> CNN Filter Pruning Project for Harvard CS 2420: Computing at Scale (Fall 2024)


---

### **Setup**

---

In [None]:
!nvidia-smi

Thu Oct 10 01:13:25 2024       
+---------------------------------------------------------------------------------------+
| NVIDIA-SMI 535.104.05             Driver Version: 535.104.05   CUDA Version: 12.2     |
|-----------------------------------------+----------------------+----------------------+
| GPU  Name                 Persistence-M | Bus-Id        Disp.A | Volatile Uncorr.
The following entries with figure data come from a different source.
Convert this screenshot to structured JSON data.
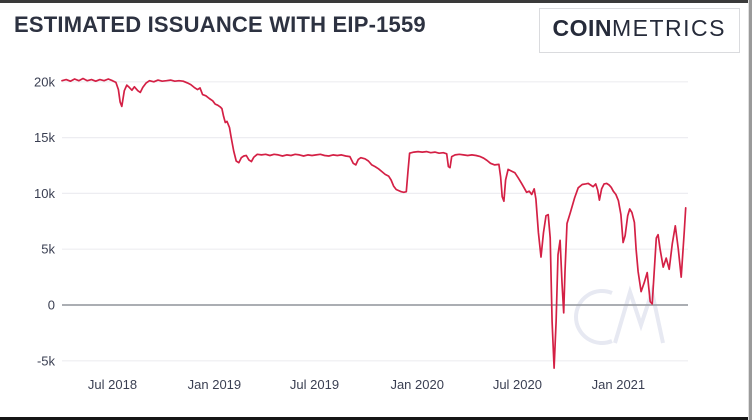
{
  "header": {
    "title": "ESTIMATED ISSUANCE WITH EIP-1559",
    "logo_bold": "COIN",
    "logo_light": "METRICS"
  },
  "watermark": "CM",
  "colors": {
    "background": "#ffffff",
    "line": "#d42045",
    "grid": "#ededf1",
    "zero_line": "#9fa2a8",
    "title": "#2d3241",
    "axis_label": "#3a3f52",
    "watermark": "#e7e9f2",
    "logo": "#262b3a"
  },
  "chart_data": {
    "type": "line",
    "title": "ESTIMATED ISSUANCE WITH EIP-1559",
    "xlabel": "",
    "ylabel": "",
    "grid": "horizontal",
    "legend": "none",
    "x_unit": "months since Apr 2018",
    "y_unit_scale": "thousands (k)",
    "ylim_k": [
      -7,
      21
    ],
    "x_ticks": [
      {
        "m": 3.0,
        "label": "Jul 2018"
      },
      {
        "m": 9.05,
        "label": "Jan 2019"
      },
      {
        "m": 15.0,
        "label": "Jul 2019"
      },
      {
        "m": 21.1,
        "label": "Jan 2020"
      },
      {
        "m": 27.05,
        "label": "Jul 2020"
      },
      {
        "m": 33.05,
        "label": "Jan 2021"
      }
    ],
    "y_ticks": [
      {
        "v": 20,
        "label": "20k"
      },
      {
        "v": 15,
        "label": "15k"
      },
      {
        "v": 10,
        "label": "10k"
      },
      {
        "v": 5,
        "label": "5k"
      },
      {
        "v": 0,
        "label": "0"
      },
      {
        "v": -5,
        "label": "-5k"
      }
    ],
    "series": [
      {
        "name": "Estimated issuance with EIP-1559",
        "color": "#d42045",
        "points": [
          [
            0,
            20.1
          ],
          [
            0.25,
            20.2
          ],
          [
            0.5,
            20.05
          ],
          [
            0.75,
            20.25
          ],
          [
            1,
            20.1
          ],
          [
            1.25,
            20.3
          ],
          [
            1.5,
            20.1
          ],
          [
            1.75,
            20.2
          ],
          [
            2,
            20.05
          ],
          [
            2.25,
            20.2
          ],
          [
            2.5,
            20.1
          ],
          [
            2.75,
            20.25
          ],
          [
            3,
            20.1
          ],
          [
            3.2,
            19.95
          ],
          [
            3.35,
            19.3
          ],
          [
            3.45,
            18.2
          ],
          [
            3.55,
            17.8
          ],
          [
            3.7,
            19.2
          ],
          [
            3.85,
            19.7
          ],
          [
            4,
            19.5
          ],
          [
            4.15,
            19.25
          ],
          [
            4.3,
            19.55
          ],
          [
            4.5,
            19.2
          ],
          [
            4.65,
            19.05
          ],
          [
            4.8,
            19.5
          ],
          [
            5,
            19.9
          ],
          [
            5.2,
            20.1
          ],
          [
            5.45,
            20
          ],
          [
            5.7,
            20.15
          ],
          [
            5.95,
            20.05
          ],
          [
            6.2,
            20.1
          ],
          [
            6.45,
            20.15
          ],
          [
            6.7,
            20.05
          ],
          [
            6.95,
            20.1
          ],
          [
            7.2,
            20.05
          ],
          [
            7.45,
            19.9
          ],
          [
            7.65,
            19.75
          ],
          [
            7.85,
            19.5
          ],
          [
            8.05,
            19.3
          ],
          [
            8.2,
            19.45
          ],
          [
            8.35,
            18.85
          ],
          [
            8.55,
            18.75
          ],
          [
            8.75,
            18.5
          ],
          [
            8.95,
            18.3
          ],
          [
            9.1,
            18
          ],
          [
            9.25,
            17.9
          ],
          [
            9.4,
            17.75
          ],
          [
            9.5,
            17.6
          ],
          [
            9.6,
            16.9
          ],
          [
            9.7,
            16.35
          ],
          [
            9.8,
            16.45
          ],
          [
            9.95,
            15.9
          ],
          [
            10.05,
            15
          ],
          [
            10.2,
            13.8
          ],
          [
            10.35,
            12.9
          ],
          [
            10.5,
            12.75
          ],
          [
            10.65,
            13.2
          ],
          [
            10.8,
            13.35
          ],
          [
            10.95,
            13.4
          ],
          [
            11.1,
            13
          ],
          [
            11.25,
            12.85
          ],
          [
            11.4,
            13.25
          ],
          [
            11.6,
            13.5
          ],
          [
            11.85,
            13.45
          ],
          [
            12.1,
            13.5
          ],
          [
            12.35,
            13.4
          ],
          [
            12.6,
            13.5
          ],
          [
            12.85,
            13.45
          ],
          [
            13.1,
            13.35
          ],
          [
            13.35,
            13.45
          ],
          [
            13.6,
            13.4
          ],
          [
            13.85,
            13.5
          ],
          [
            14.1,
            13.45
          ],
          [
            14.35,
            13.35
          ],
          [
            14.6,
            13.45
          ],
          [
            14.85,
            13.4
          ],
          [
            15.1,
            13.45
          ],
          [
            15.35,
            13.5
          ],
          [
            15.6,
            13.4
          ],
          [
            15.85,
            13.35
          ],
          [
            16.1,
            13.45
          ],
          [
            16.35,
            13.4
          ],
          [
            16.6,
            13.45
          ],
          [
            16.85,
            13.35
          ],
          [
            17.1,
            13.3
          ],
          [
            17.3,
            12.7
          ],
          [
            17.45,
            12.55
          ],
          [
            17.6,
            13.05
          ],
          [
            17.75,
            13.2
          ],
          [
            18,
            13.1
          ],
          [
            18.2,
            12.9
          ],
          [
            18.4,
            12.55
          ],
          [
            18.6,
            12.4
          ],
          [
            18.8,
            12.2
          ],
          [
            19,
            11.95
          ],
          [
            19.2,
            11.7
          ],
          [
            19.4,
            11.55
          ],
          [
            19.55,
            11.2
          ],
          [
            19.7,
            10.65
          ],
          [
            19.85,
            10.35
          ],
          [
            20,
            10.25
          ],
          [
            20.15,
            10.15
          ],
          [
            20.3,
            10.1
          ],
          [
            20.45,
            10.15
          ],
          [
            20.55,
            12
          ],
          [
            20.65,
            13.6
          ],
          [
            20.9,
            13.7
          ],
          [
            21.15,
            13.75
          ],
          [
            21.4,
            13.7
          ],
          [
            21.65,
            13.75
          ],
          [
            21.9,
            13.65
          ],
          [
            22.15,
            13.7
          ],
          [
            22.4,
            13.6
          ],
          [
            22.65,
            13.65
          ],
          [
            22.85,
            13.55
          ],
          [
            22.95,
            12.4
          ],
          [
            23.05,
            12.3
          ],
          [
            23.15,
            13.3
          ],
          [
            23.35,
            13.45
          ],
          [
            23.6,
            13.5
          ],
          [
            23.85,
            13.45
          ],
          [
            24.1,
            13.4
          ],
          [
            24.35,
            13.45
          ],
          [
            24.6,
            13.4
          ],
          [
            24.85,
            13.3
          ],
          [
            25.05,
            13.15
          ],
          [
            25.25,
            12.95
          ],
          [
            25.45,
            12.7
          ],
          [
            25.7,
            12.55
          ],
          [
            25.95,
            12.6
          ],
          [
            26.05,
            11.5
          ],
          [
            26.15,
            9.7
          ],
          [
            26.25,
            9.3
          ],
          [
            26.35,
            11.2
          ],
          [
            26.5,
            12.15
          ],
          [
            26.7,
            12
          ],
          [
            26.9,
            11.85
          ],
          [
            27.1,
            11.4
          ],
          [
            27.3,
            10.9
          ],
          [
            27.45,
            10.5
          ],
          [
            27.6,
            10.1
          ],
          [
            27.75,
            10.2
          ],
          [
            27.9,
            9.9
          ],
          [
            28.05,
            10.4
          ],
          [
            28.15,
            9.5
          ],
          [
            28.3,
            6.5
          ],
          [
            28.45,
            4.3
          ],
          [
            28.6,
            6.5
          ],
          [
            28.75,
            8
          ],
          [
            28.88,
            8.1
          ],
          [
            29,
            6
          ],
          [
            29.11,
            -1.5
          ],
          [
            29.23,
            -5.65
          ],
          [
            29.35,
            -1.5
          ],
          [
            29.46,
            4.5
          ],
          [
            29.59,
            5.8
          ],
          [
            29.7,
            2
          ],
          [
            29.8,
            -0.7
          ],
          [
            29.88,
            3
          ],
          [
            30,
            7.3
          ],
          [
            30.2,
            8.3
          ],
          [
            30.45,
            9.6
          ],
          [
            30.66,
            10.5
          ],
          [
            30.9,
            10.8
          ],
          [
            31.1,
            10.85
          ],
          [
            31.25,
            10.9
          ],
          [
            31.4,
            10.75
          ],
          [
            31.55,
            10.6
          ],
          [
            31.7,
            10.85
          ],
          [
            31.82,
            10.3
          ],
          [
            31.92,
            9.4
          ],
          [
            32.05,
            10.4
          ],
          [
            32.2,
            10.85
          ],
          [
            32.35,
            10.9
          ],
          [
            32.5,
            10.75
          ],
          [
            32.62,
            10.55
          ],
          [
            32.75,
            10.2
          ],
          [
            32.9,
            9.9
          ],
          [
            33.05,
            9.35
          ],
          [
            33.2,
            8.1
          ],
          [
            33.33,
            5.6
          ],
          [
            33.45,
            6.2
          ],
          [
            33.6,
            8
          ],
          [
            33.72,
            8.6
          ],
          [
            33.85,
            8.3
          ],
          [
            34,
            7.4
          ],
          [
            34.1,
            5
          ],
          [
            34.22,
            3
          ],
          [
            34.4,
            1.2
          ],
          [
            34.58,
            2
          ],
          [
            34.76,
            2.9
          ],
          [
            34.94,
            0.3
          ],
          [
            35.06,
            0.1
          ],
          [
            35.3,
            6
          ],
          [
            35.41,
            6.3
          ],
          [
            35.53,
            5
          ],
          [
            35.71,
            3.4
          ],
          [
            35.89,
            4.2
          ],
          [
            36.07,
            3.2
          ],
          [
            36.25,
            5.5
          ],
          [
            36.43,
            7.1
          ],
          [
            36.61,
            5
          ],
          [
            36.78,
            2.5
          ],
          [
            36.96,
            6.5
          ],
          [
            37.05,
            8.7
          ]
        ]
      }
    ]
  }
}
ECC |
| Fan  Temp   Perf          Pwr:Usage/Cap |         Memory-Usage | GPU-Util  Compute M. |
|                                         |                      |               MIG M. |
|   0  NVIDIA A100-SXM4-40GB          Off | 00000000:00:04.0 Off |                    0 |
| N/A   29C    P0              46W / 400W |   1079MiB / 40960MiB |      0%      Default |
|                                         |                      |             Disabled |
+-----------------------------------------+----------------------+----------------------+
                                                                    

In [None]:
import sys
import time
import os
import math

import matplotlib.pyplot as plt
import torch
import torch.nn as nn
import torch.nn.functional as F
import torchvision
import torchvision.datasets as datasets
import torchvision.transforms as transforms

from copy import deepcopy

from torch.autograd import Variable

In [None]:
# tracks the highest accuracy observed so far
best_acc = 0

def moving_average(a, n=100):
    '''Helper function used for visualization'''
    ret = torch.cumsum(torch.Tensor(a), 0)
    ret[n:] = ret[n:] - ret[:-n]
    return ret[n - 1:] / n

def train(net, epoch, loader, criterion, optimizer, loss_tracker = [], acc_tracker = []):
    net.train()
    train_loss = 0
    correct = 0
    total = 0
    for batch_idx, (inputs, targets) in enumerate(loader):
        inputs, targets = inputs.to(device), targets.to(device)
        optimizer.zero_grad()
        outputs = net(inputs)
        loss = criterion(outputs, targets)
        loss.backward()
        # update optimizer state
        optimizer.step()
        # compute average loss
        train_loss += loss.item()
        loss_tracker.append(loss.item())
        loss = train_loss / (batch_idx + 1)
        # compute accuracy
        _, predicted = outputs.max(1)
        total += targets.size(0)
        correct += predicted.eq(targets).sum().item()
        acc = 100. * correct / total
        # Print status
        sys.stdout.write(f'\rEpoch {epoch}: Train Loss: {loss:.3f}' +
                         f'| Train Acc: {acc:.3f}')
        sys.stdout.flush()
    acc_tracker.append(acc)
    sys.stdout.flush()

def test(net, epoch, loader, criterion, loss_tracker = [], acc_tracker = []):
    global best_acc
    net.eval()
    test_loss = 0
    correct = 0
    total = 0
    with torch.no_grad():
        for batch_idx, (inputs, targets) in enumerate(loader):
            inputs, targets = inputs.to(device), targets.to(device)
            outputs = net(inputs)
            loss = criterion(outputs, targets)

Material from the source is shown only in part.